Why Reparations for Slavery Deserve Consideration

Does there lie a case for reparations for those affected by the enslavement of African Americans?

With the presidential elections fast approaching, and amid countless debates and ever-growing public participation in American politics, many noteworthy issues have risen to the forefront of the conversation. Among these topics lies the case for and against reparations for those affected by the enslavement of African Americans.

The question of slave reparations has arisen in various political state-level and national debates across the country, manifesting itself in a wide variety of proposals—the most popular among them being monetary compensation for those historically affected by racism against the enslaved.

In June of 2014, The Atlantic published a ground-breaking article written by American author and journalist Ta-Nehisi Coates. In this article, Coates traces the effects of slavery, Jim Crow laws, and segregation . He highlights the numerous inequalities that have arisen in the socioeconomic statuses of African-American and white families, claiming that “Black families, regardless of income, are significantly less wealthy than white families.”

Upon the publication of Coates’ groundbreaking article, the issue of reparations has sparked debate in households, college campuses, and—perhaps most audibly—on the political stage. Democratic candidates for president such as Senators Elizabeth Warren and Cory Booker, as well as House Speaker Nancy Pelosi have endorsed the idea, agreeing that compensation for the tangible  historical repercussions of slavery deserve serious consideration.

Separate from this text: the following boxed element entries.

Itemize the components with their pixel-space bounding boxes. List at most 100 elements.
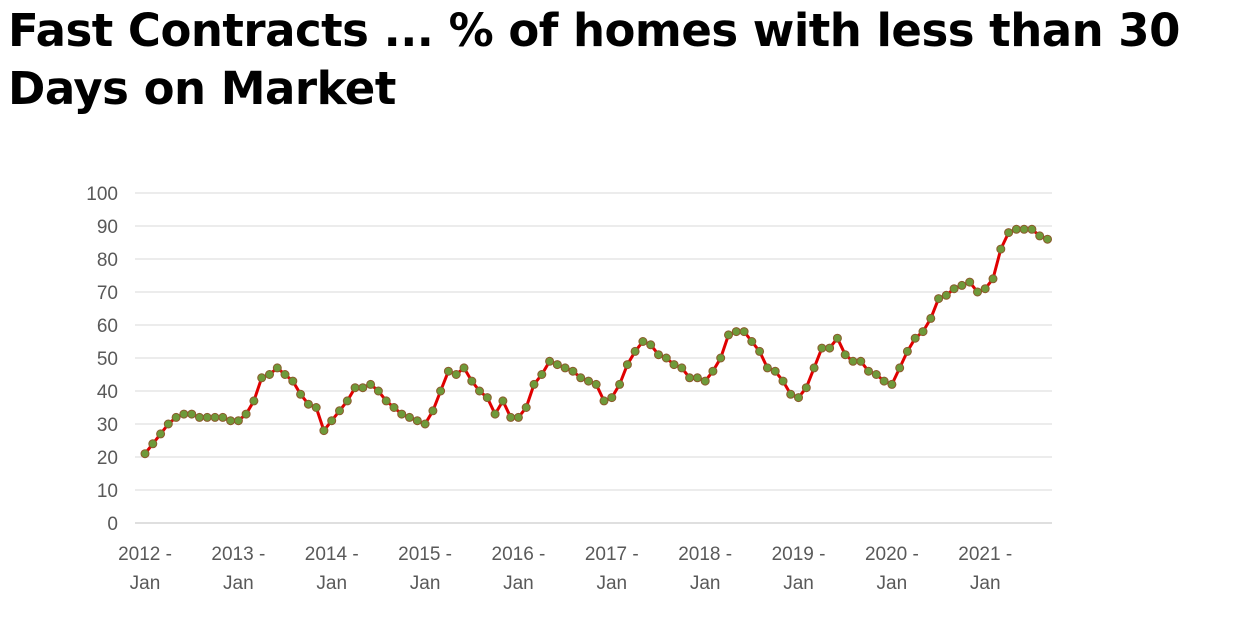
data-point — [210, 412, 220, 422]
data-point — [311, 403, 321, 412]
data-point — [895, 363, 905, 373]
data-point — [638, 337, 648, 346]
data-point — [552, 360, 562, 370]
data-point — [716, 353, 726, 363]
data-point — [272, 363, 282, 373]
chart-title: Fast Contracts ... % of homes with less … — [8, 4, 1180, 115]
data-point — [871, 370, 881, 379]
x-tick-label: 2018 -Jan — [678, 544, 732, 594]
data-point — [700, 376, 710, 386]
x-tick-label: 2012 -Jan — [118, 544, 172, 594]
data-point — [187, 409, 197, 419]
data-point — [934, 294, 944, 304]
data-point — [241, 409, 251, 419]
data-point — [879, 376, 889, 386]
data-point — [490, 409, 500, 419]
data-point — [218, 412, 228, 422]
data-point — [654, 350, 663, 360]
x-tick-label: 2014 -Jan — [305, 544, 359, 594]
gridlines — [135, 192, 1052, 524]
data-point — [762, 363, 772, 373]
data-point — [622, 360, 632, 370]
data-point — [747, 337, 757, 346]
data-point — [265, 370, 274, 379]
data-point — [342, 396, 352, 406]
data-point — [778, 376, 788, 386]
y-tick-label: 100 — [86, 184, 118, 205]
y-tick-label: 60 — [97, 316, 118, 337]
y-tick-label: 10 — [97, 481, 118, 502]
series-polyline — [143, 227, 1049, 455]
x-tick-label: 2019 -Jan — [772, 544, 826, 594]
data-point — [864, 366, 873, 376]
data-point — [529, 379, 539, 389]
data-point — [809, 363, 819, 373]
data-point — [949, 284, 959, 294]
data-point — [677, 363, 687, 373]
data-point — [1043, 234, 1052, 244]
data-point — [327, 416, 337, 426]
x-axis-tick-labels: 2012 -Jan 2013 -Jan 2014 -Jan 2015 -Jan 2016… — [118, 544, 1012, 594]
y-tick-label: 40 — [97, 382, 118, 403]
data-point — [249, 396, 259, 406]
data-point — [560, 363, 570, 373]
data-point — [988, 274, 998, 284]
x-tick-label: 2020 -Jan — [865, 544, 919, 594]
data-point — [428, 406, 438, 416]
data-point — [786, 389, 796, 399]
data-point — [226, 416, 236, 426]
y-tick-label: 70 — [97, 283, 118, 304]
data-point — [436, 386, 446, 396]
data-point — [584, 376, 593, 386]
x-tick-label: 2021 -Jan — [958, 544, 1012, 594]
data-point — [568, 366, 578, 376]
data-point — [910, 333, 920, 343]
data-point — [171, 412, 181, 422]
data-point — [280, 370, 290, 379]
data-point — [817, 343, 827, 353]
data-point — [381, 396, 391, 406]
data-point — [918, 327, 928, 337]
data-point — [412, 416, 422, 426]
data-point — [148, 439, 158, 449]
data-point — [405, 412, 414, 422]
data-point — [980, 284, 990, 294]
y-tick-label: 50 — [97, 349, 118, 370]
series-line — [143, 227, 1049, 455]
data-point — [615, 379, 625, 389]
y-tick-label: 80 — [97, 250, 118, 271]
data-point — [1027, 224, 1037, 234]
data-point — [498, 396, 508, 406]
data-point — [825, 343, 835, 353]
x-tick-label: 2013 -Jan — [211, 544, 265, 594]
data-point — [195, 412, 204, 422]
data-point — [576, 373, 586, 383]
data-point — [482, 393, 492, 403]
data-point — [296, 389, 306, 399]
y-tick-label: 20 — [97, 448, 118, 469]
data-point — [941, 290, 951, 300]
data-point — [350, 383, 360, 393]
data-point — [257, 373, 267, 383]
data-point — [1019, 224, 1029, 234]
data-point — [366, 379, 376, 389]
x-tick-label: 2016 -Jan — [492, 544, 546, 594]
data-point — [646, 340, 656, 350]
data-point — [755, 346, 765, 356]
data-point — [661, 353, 671, 363]
data-point — [179, 409, 189, 419]
data-point — [794, 393, 803, 403]
x-tick-label: 2017 -Jan — [585, 544, 639, 594]
data-point — [202, 412, 212, 422]
data-point — [545, 356, 555, 366]
data-point — [420, 419, 430, 429]
data-point — [303, 399, 313, 409]
data-point — [335, 406, 344, 416]
data-point — [739, 327, 749, 337]
data-point — [156, 429, 166, 439]
data-point — [692, 373, 702, 383]
data-point — [848, 356, 858, 366]
data-point — [599, 396, 609, 406]
data-point — [996, 244, 1006, 254]
data-point — [521, 403, 531, 412]
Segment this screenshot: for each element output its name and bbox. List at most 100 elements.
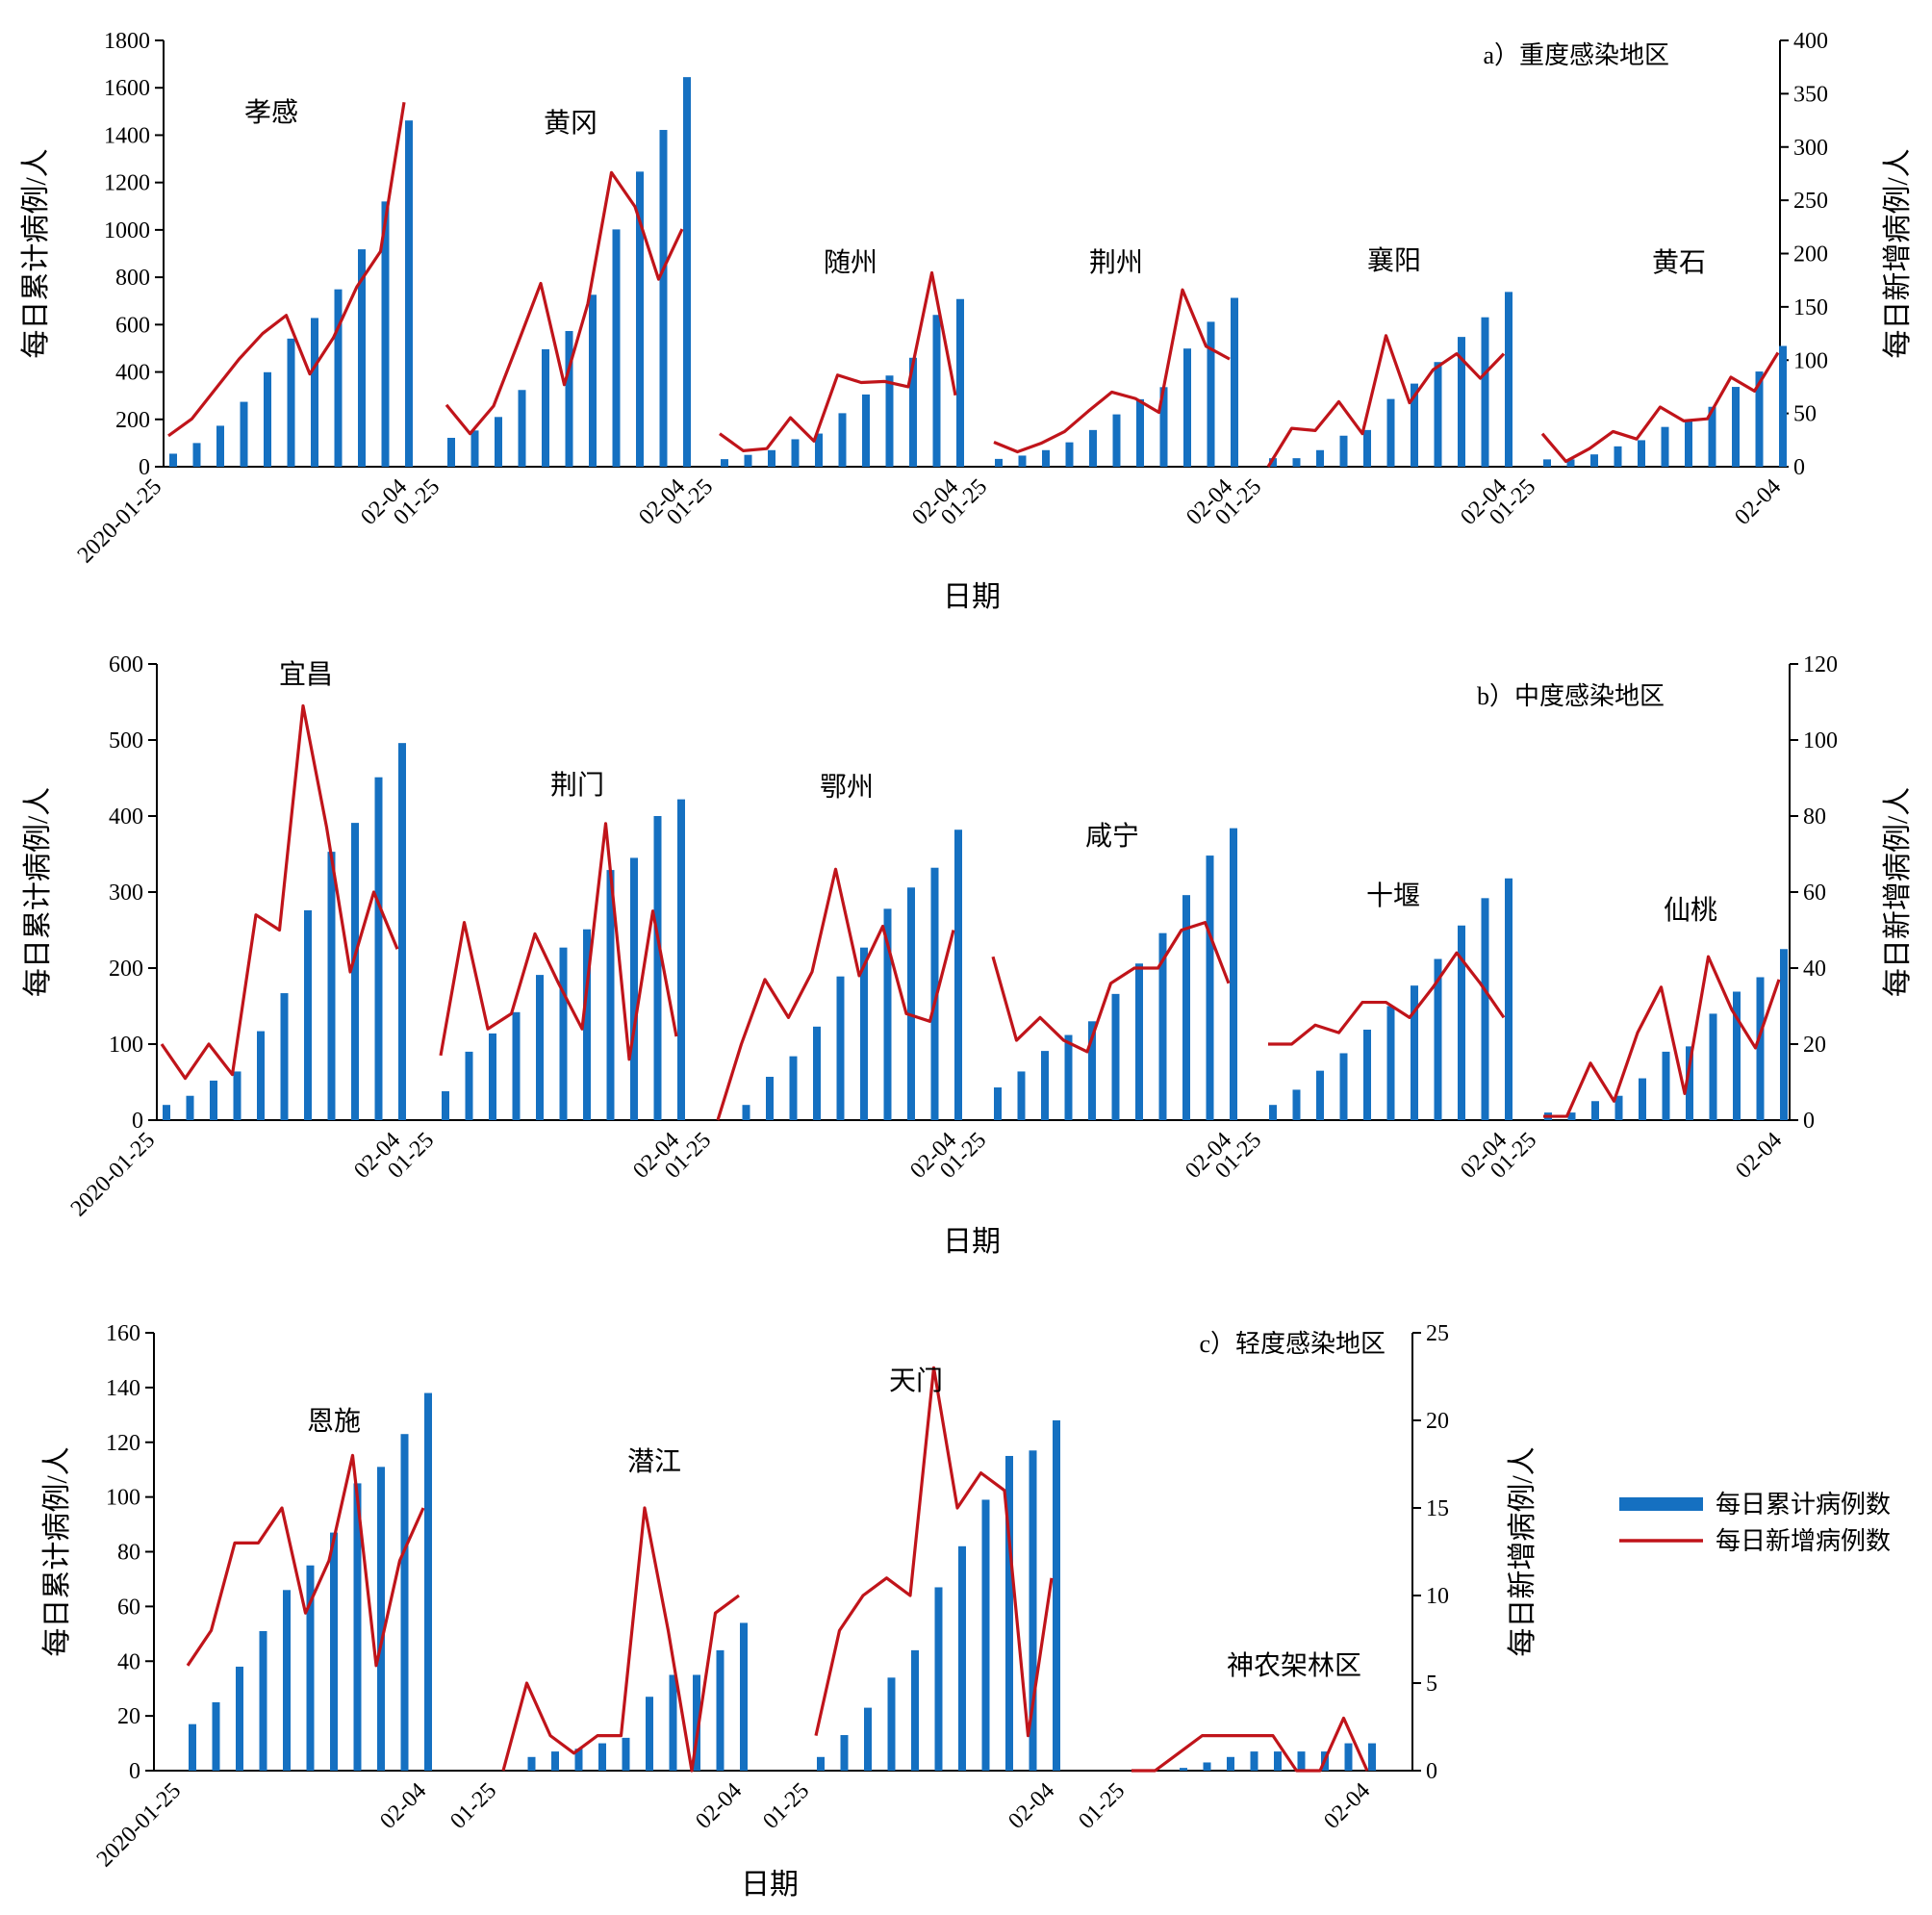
city-label: 恩施 <box>307 1406 361 1437</box>
y-axis-title-left: 每日累计病例/人 <box>41 1446 73 1656</box>
bar-cumulative <box>236 1666 243 1771</box>
group-潜江: 01-25 02-04 潜江 <box>445 1446 748 1834</box>
bar-cumulative <box>817 1756 825 1771</box>
bar-cumulative <box>1566 459 1575 467</box>
bar-cumulative <box>192 443 201 467</box>
y-tick-label-left: 1800 <box>104 29 150 54</box>
panel-title: b）中度感染地区 <box>1477 682 1665 710</box>
bar-cumulative <box>574 1749 583 1771</box>
bar-cumulative <box>1112 414 1121 467</box>
bar-cumulative <box>351 823 359 1120</box>
y-tick-label-left: 500 <box>109 728 143 753</box>
y-tick-label-right: 15 <box>1426 1496 1449 1521</box>
bar-cumulative <box>744 454 752 467</box>
bar-cumulative <box>1708 406 1716 467</box>
bar-cumulative <box>862 394 870 467</box>
chart-panel-2: 0 100 200 300 400 500 600 0 20 40 60 80 100 120 每日累计病例… <box>22 652 1914 1258</box>
x-tick-label-end: 02-04 <box>1730 474 1786 530</box>
bar-cumulative <box>551 1751 559 1771</box>
bar-cumulative <box>1590 454 1598 467</box>
bar-cumulative <box>791 439 800 467</box>
bar-cumulative <box>304 909 312 1120</box>
bar-cumulative <box>909 357 917 467</box>
bar-cumulative <box>1481 317 1489 467</box>
bar-cumulative <box>210 1080 217 1120</box>
bar-cumulative <box>583 929 591 1120</box>
bar-cumulative <box>934 1587 943 1771</box>
group-神农架林区: 01-25 02-04 神农架林区 <box>1074 1650 1376 1834</box>
y-tick-label-right: 5 <box>1426 1672 1437 1697</box>
bar-cumulative <box>1297 1751 1306 1771</box>
bar-cumulative <box>815 433 823 467</box>
x-axis-title: 日期 <box>741 1869 799 1901</box>
city-label: 黄冈 <box>544 108 597 139</box>
bar-cumulative <box>958 1545 966 1771</box>
bar-cumulative <box>1368 1743 1376 1771</box>
x-tick-label-start: 01-25 <box>758 1778 814 1834</box>
bar-cumulative <box>1505 292 1513 467</box>
bar-cumulative <box>742 1105 750 1120</box>
bar-cumulative <box>636 171 644 467</box>
bar-cumulative <box>353 1483 362 1771</box>
city-label: 仙桃 <box>1664 895 1717 926</box>
y-tick-label-left: 1200 <box>104 171 150 196</box>
line-new-cases <box>993 288 1231 454</box>
bar-cumulative <box>1434 362 1442 467</box>
bar-cumulative <box>398 743 406 1120</box>
line-new-cases <box>1266 334 1506 468</box>
bar-cumulative <box>1111 993 1120 1120</box>
y-axis-title-left: 每日累计病例/人 <box>22 787 54 997</box>
y-tick-label-right: 20 <box>1426 1409 1449 1434</box>
y-tick-label-right: 25 <box>1426 1321 1449 1346</box>
bar-cumulative <box>330 1532 338 1771</box>
bar-cumulative <box>1505 878 1513 1120</box>
y-tick-label-left: 0 <box>129 1759 140 1784</box>
bar-cumulative <box>838 413 847 467</box>
y-tick-label-left: 200 <box>115 408 150 433</box>
bar-cumulative <box>630 857 638 1120</box>
bar-cumulative <box>1661 426 1669 467</box>
y-tick-label-right: 60 <box>1803 881 1826 906</box>
bar-cumulative <box>646 1697 653 1771</box>
y-tick-label-left: 600 <box>109 652 143 677</box>
y-tick-label-right: 100 <box>1793 348 1828 373</box>
x-tick-label-end: 02-04 <box>691 1778 747 1834</box>
x-tick-label-start: 01-25 <box>1074 1778 1130 1834</box>
bar-cumulative <box>1363 1029 1371 1120</box>
bar-cumulative <box>512 1011 521 1120</box>
bar-cumulative <box>1756 977 1765 1120</box>
bar-cumulative <box>1158 932 1167 1120</box>
bar-cumulative <box>995 458 1003 467</box>
y-tick-label-left: 100 <box>106 1486 140 1511</box>
bar-cumulative <box>240 401 248 467</box>
y-tick-label-left: 1000 <box>104 218 150 243</box>
y-tick-label-right: 10 <box>1426 1584 1449 1609</box>
bar-cumulative <box>1543 459 1551 467</box>
bar-cumulative <box>424 1392 432 1771</box>
bar-cumulative <box>1018 455 1027 467</box>
x-tick-label-end: 02-04 <box>1731 1128 1787 1184</box>
bar-cumulative <box>536 975 544 1120</box>
bar-cumulative <box>542 348 549 467</box>
bar-cumulative <box>1386 398 1395 467</box>
bar-cumulative <box>306 1565 315 1771</box>
city-label: 鄂州 <box>820 773 874 803</box>
bar-cumulative <box>659 130 668 467</box>
y-tick-label-left: 800 <box>115 266 150 291</box>
line-new-cases <box>1540 351 1780 464</box>
bar-cumulative <box>622 1737 630 1771</box>
bar-cumulative <box>358 249 366 467</box>
bar-cumulative <box>907 887 915 1120</box>
bar-cumulative <box>447 437 455 467</box>
group-恩施: 2020-01-25 02-04 恩施 <box>92 1392 432 1872</box>
line-new-cases <box>991 920 1231 1054</box>
bar-cumulative <box>1316 449 1324 467</box>
bar-cumulative <box>1733 991 1741 1120</box>
y-tick-label-left: 1600 <box>104 76 150 101</box>
y-tick-label-left: 160 <box>106 1321 140 1346</box>
bar-cumulative <box>212 1701 220 1771</box>
bar-cumulative <box>721 459 728 467</box>
y-tick-label-right: 150 <box>1793 295 1828 320</box>
bar-cumulative <box>374 777 383 1120</box>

Coleman Hughes, another influential political commentator, however, somewhat doubts the ability of America to come to terms with the racism both in today’s society and that of the past. In his article, published in the right-leaning Australian magazine Quilette, he criticizes the American public for ignoring the ways slavery continues to haunt us, claiming America is not likely to budge on the prejudices that have become fundamental to the American experience.

Hughes, however, does make a compelling point: those who may be against reparations often still support policies that aid the poor. Therefore, the debate should be examined not through the question, “should America help black people or not,” but rather through “should we help based on genealogy or socioeconomic status?”

In many cases, a policy based on socioeconomics would, in the long term, prove more efficient and effective. Ancestral connections are arguably a far less reliable system of determining who is eligible for reparations. This alternative approach would also prevent giving money to those who are not really experiencing the effects of past slavery, such as celebrities like Oprah Winfrey or Lebron James, leaving more money for people in need as well as other historically marginalized groups like Native Americans.

While many do not think of a program based on wealth as “real reparations,” the intention behind the financial aid that monetary compensation will offer would make for more of a positive impact on America than a reparations system based on genealogy. Nonetheless, perhaps one of the most poignant messages presented in Coates’ article is the idea that by merely increasing awareness about reparations, activists have catalyzed meaningful conversation that is a vital first step towards a definite solution.

The fact that people have experienced and continue to experience the effects of systemic racism against black people in America stands irrefutable. The true question lies in how America will address and atone for the atrocities committed against black slaves instead of ignoring this painful—yet significant—part of our history.